I'll pose this question with Swift as a reference, but I know that it applies to many other languages/frameworks/libraries.
Swift answers are almost always made far less useful because questions often extend back to much earlier versions of the language. Answers for Swift 2 or 3 very often are the accepted answer, and have accumulated many upvotes.
Because Apple effectively enforces the use of Swift versions, this is not the same thing as earlier versions of other languages, because almost nobody is coding in Swift 3 – or any other version prior to the current one.
At a minimum, it seems that a requirement that questions about Swift (and similarly controlled languages) should have a version number flag associated to be posted. Retroactively, a date filter that is automatically applied would allow most answers to be assigned the most likely version they belong to.
Extending that, votes for an answer should probably expire or lose value after a major revision of the language.
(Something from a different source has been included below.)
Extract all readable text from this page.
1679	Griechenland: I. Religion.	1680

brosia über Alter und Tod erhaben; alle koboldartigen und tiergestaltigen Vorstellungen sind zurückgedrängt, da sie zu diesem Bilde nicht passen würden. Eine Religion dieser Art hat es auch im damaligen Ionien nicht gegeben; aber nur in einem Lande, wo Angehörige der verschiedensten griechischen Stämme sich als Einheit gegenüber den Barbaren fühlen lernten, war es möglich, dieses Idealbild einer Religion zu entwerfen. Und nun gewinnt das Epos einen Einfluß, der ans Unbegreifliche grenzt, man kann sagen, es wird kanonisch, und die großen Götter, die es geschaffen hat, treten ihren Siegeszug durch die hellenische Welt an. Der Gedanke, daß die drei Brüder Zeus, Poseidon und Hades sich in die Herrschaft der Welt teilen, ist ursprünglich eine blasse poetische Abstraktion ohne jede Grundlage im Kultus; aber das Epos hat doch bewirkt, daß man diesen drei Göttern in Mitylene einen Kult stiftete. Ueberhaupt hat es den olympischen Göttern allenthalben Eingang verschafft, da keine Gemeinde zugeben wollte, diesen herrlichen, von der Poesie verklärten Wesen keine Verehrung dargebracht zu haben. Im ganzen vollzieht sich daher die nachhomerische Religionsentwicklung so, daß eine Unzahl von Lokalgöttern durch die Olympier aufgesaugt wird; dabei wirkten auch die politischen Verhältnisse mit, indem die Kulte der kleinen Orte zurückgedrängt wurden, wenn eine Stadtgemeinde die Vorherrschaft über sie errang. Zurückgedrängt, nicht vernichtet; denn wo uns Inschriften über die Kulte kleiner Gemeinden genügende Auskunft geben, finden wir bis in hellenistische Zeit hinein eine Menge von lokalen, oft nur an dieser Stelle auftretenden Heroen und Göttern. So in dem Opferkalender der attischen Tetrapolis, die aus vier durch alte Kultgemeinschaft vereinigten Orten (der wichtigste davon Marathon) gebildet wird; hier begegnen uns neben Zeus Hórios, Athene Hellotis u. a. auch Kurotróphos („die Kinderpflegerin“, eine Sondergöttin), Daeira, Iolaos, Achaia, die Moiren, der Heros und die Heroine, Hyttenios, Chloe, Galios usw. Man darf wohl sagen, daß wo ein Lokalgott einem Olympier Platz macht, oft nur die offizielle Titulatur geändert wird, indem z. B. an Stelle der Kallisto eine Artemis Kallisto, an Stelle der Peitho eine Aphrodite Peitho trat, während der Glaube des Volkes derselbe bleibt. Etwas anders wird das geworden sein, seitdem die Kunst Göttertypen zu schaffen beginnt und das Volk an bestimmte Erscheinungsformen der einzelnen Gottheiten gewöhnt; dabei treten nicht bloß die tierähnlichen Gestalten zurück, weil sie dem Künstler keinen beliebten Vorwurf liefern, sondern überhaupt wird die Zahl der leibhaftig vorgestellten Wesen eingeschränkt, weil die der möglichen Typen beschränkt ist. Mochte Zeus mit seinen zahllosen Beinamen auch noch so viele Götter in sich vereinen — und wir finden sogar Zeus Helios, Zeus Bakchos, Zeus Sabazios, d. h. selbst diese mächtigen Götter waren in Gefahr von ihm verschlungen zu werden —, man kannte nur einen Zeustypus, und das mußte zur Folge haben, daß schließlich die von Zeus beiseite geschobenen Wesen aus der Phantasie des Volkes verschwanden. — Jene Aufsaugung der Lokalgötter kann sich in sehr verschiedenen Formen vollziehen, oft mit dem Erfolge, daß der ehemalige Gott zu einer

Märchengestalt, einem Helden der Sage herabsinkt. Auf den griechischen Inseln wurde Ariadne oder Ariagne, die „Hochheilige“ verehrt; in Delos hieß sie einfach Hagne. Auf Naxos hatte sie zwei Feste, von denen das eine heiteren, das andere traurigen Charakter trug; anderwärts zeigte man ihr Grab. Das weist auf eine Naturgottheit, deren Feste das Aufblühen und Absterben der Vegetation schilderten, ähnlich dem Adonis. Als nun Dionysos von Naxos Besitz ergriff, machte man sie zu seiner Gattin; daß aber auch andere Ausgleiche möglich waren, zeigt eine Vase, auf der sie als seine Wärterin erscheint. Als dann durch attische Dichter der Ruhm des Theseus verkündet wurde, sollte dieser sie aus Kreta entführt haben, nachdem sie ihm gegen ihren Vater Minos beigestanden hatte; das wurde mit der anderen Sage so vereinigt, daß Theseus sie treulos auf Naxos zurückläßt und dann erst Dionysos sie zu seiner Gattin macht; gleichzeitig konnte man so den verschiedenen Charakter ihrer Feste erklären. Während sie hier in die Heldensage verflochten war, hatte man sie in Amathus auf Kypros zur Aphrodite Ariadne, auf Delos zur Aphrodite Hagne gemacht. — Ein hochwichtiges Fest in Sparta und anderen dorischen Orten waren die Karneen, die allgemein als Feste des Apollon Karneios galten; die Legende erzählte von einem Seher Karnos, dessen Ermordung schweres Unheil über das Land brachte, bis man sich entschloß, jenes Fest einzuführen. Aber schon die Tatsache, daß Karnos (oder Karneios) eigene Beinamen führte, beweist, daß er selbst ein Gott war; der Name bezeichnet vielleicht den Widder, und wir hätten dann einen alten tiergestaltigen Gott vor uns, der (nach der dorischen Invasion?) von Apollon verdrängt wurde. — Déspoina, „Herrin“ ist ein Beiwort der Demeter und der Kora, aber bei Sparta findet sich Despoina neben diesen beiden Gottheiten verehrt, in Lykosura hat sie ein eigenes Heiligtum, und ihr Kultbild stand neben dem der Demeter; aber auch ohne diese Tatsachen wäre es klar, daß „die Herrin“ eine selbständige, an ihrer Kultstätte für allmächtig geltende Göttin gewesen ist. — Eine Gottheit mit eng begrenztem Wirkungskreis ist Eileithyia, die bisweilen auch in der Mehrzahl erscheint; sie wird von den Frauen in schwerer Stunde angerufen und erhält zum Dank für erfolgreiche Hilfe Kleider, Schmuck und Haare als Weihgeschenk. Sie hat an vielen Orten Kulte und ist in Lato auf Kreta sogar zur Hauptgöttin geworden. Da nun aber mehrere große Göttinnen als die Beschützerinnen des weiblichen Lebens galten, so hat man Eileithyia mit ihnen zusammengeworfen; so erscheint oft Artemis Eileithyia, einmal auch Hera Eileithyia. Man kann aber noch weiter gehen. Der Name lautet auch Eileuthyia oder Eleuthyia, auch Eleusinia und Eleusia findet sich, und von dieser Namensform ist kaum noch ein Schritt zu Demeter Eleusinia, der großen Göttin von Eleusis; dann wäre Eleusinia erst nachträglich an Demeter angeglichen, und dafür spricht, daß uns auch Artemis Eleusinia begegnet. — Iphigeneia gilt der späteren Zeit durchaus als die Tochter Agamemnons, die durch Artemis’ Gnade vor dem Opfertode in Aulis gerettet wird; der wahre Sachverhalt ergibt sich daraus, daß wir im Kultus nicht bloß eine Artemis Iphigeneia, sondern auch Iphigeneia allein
Responders informally provide headings to identify what version of the language their answers are for. These could be formalized, using a heading and a tag to identify them. This would at least make them searchable.
The best solution would probably provide the answers in tabs that are marked by version, although in reality, "Current" and "Older Versions" would be all that's required.
As it is, this basic flaw in the way Stack Overflow fails to handle these problems not only produces a lot of misleading and even destructive information, they also point to a future where the cruft has taken over the valuable. It needs a solution.